Third, the Cowboys backfield is a goldmine for fantasy production. Murray was the top fantasy back in standard scoring last year (second to Le'Veon Bell in PPR), and McFadden has averaged a healthy 13 standard fantasy points since becoming the starter. During that four-game stretch, the Dallas offense was "led" by Matt Cassel, not Tony Romo who's set to return this weekend.
But can Smith succeed if given the reins? We can't say for sure, but he does have a few things that suggests he could.
Smith was a four-star recruit out of high school and rated as the number-sxi running back in the country. Smith played college ball at Ohio State, but academic and off-the-field issues plagued his time there before the team eventually dismissed him in 2014.
The Seattle Seahawks signed Smith in 2015 as an undrafted free agent, and he impressed this preseason with 10 carries for 70 rush yards and 6 receptions. Smith was called up from the Seahawks' practice squad when Marshawn Lynch missed time with an injury, and then the Seahawks cut Smith, presumably in the hopes of adding him back to the practice squad.
The Cowboys didn't let that happen, signing Smith off of waivers. We don't know a lot about Smith's athleticism due to his lack of Combine and Pro Day workout metrics, but at 6'3" and 226 pounds, Smith looks like a prototype workhorse back.
Tim Hightower, New Orleans Saints
Tim Hightower had a mildly successful stint with the Arizona Cardinals from 2008 to 2010 and 84 carries for the Washington Redskins in 2011. After two years out of the NFL, Hightower signed with the Saints this year, was the Saints leading rusher during the preseason (29 carries for 96 yards), then was cut and re-signed twice. He's likely to stick this time with Khiry Robinson out for the year with a broken leg.

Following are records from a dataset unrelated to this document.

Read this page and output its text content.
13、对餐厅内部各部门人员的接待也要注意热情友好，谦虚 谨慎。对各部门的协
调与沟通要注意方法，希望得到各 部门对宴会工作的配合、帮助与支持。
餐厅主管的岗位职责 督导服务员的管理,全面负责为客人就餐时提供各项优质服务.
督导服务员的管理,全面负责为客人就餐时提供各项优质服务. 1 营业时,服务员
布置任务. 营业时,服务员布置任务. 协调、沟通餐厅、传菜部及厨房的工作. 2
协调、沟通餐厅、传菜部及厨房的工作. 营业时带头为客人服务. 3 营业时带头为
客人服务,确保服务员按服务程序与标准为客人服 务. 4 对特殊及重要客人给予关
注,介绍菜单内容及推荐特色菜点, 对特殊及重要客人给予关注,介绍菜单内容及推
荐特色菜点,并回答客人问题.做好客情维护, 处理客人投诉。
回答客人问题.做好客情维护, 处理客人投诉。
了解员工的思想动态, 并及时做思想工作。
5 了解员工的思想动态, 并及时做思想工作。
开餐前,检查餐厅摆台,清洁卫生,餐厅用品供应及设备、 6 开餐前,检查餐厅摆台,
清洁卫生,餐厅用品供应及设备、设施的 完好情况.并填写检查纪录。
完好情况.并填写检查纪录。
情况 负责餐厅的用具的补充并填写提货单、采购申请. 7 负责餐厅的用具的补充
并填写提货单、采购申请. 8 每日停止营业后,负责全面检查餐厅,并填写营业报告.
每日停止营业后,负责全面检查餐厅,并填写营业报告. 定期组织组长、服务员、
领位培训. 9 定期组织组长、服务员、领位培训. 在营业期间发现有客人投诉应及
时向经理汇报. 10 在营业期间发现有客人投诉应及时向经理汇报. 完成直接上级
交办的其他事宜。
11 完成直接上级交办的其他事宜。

It's tough to say how much the 29-year-old Hightower has left in the tank, but we know that he's the only running back behind Mark Ingram with the size (220 pounds) to handle a significant rushing workload. The Saints' high-powered offense -- they rank third in the NFL in Adjusted Net Expected Points (NEP) -- provides plenty of scoring opportunities for running backs, ranking as the second highest scoring backfield in standard fantasy scoring this year (first in PPR scoring).
If Ingram misses time, Hightower could be thrust into a starting role, and the Saints have a favorable fantasy playoffs schedule facing the Buccaneers, Lions and Jaguars in Weeks 14 through 16, though the Buccaneers and Jaguars rank in the top seven in Adjusted Defensive Rushing NEP.
Jordan Todman, Pittsburgh Steelers
Not to take anything away from DeAngelo Williams, but you have to wonder if any functional running back could be a huge producer for the Steelers when the offense is clicking on all cylinders.
Jordan Todman certainly does not have the pedigree of Le'Veon Bell or Williams, but he isn't a total slouch. Todman showed blazing speed at the 2012 Combine (4.40-second 40-yard dash), and at the University of Connecticut, Todman had almost 3,000 rushing yards in his sophomore and junior seasons, proving doubters wrong that his smaller frame (203 pounds at the Combine) would prevent him from being a workhorse.
Todman has mostly been buried on various depth chart since entering the NFL in 2011, but in one game with starter reps for the Jaguars in 2011, Todman carried the ball 25 times for 109 yards with 4 receptions. Todman isn't a sure thing to get 15-plus carries if Williams is injured, but the possibility might be worth a bench spot, especially because Williams was reported to be suffering from foot issue last week.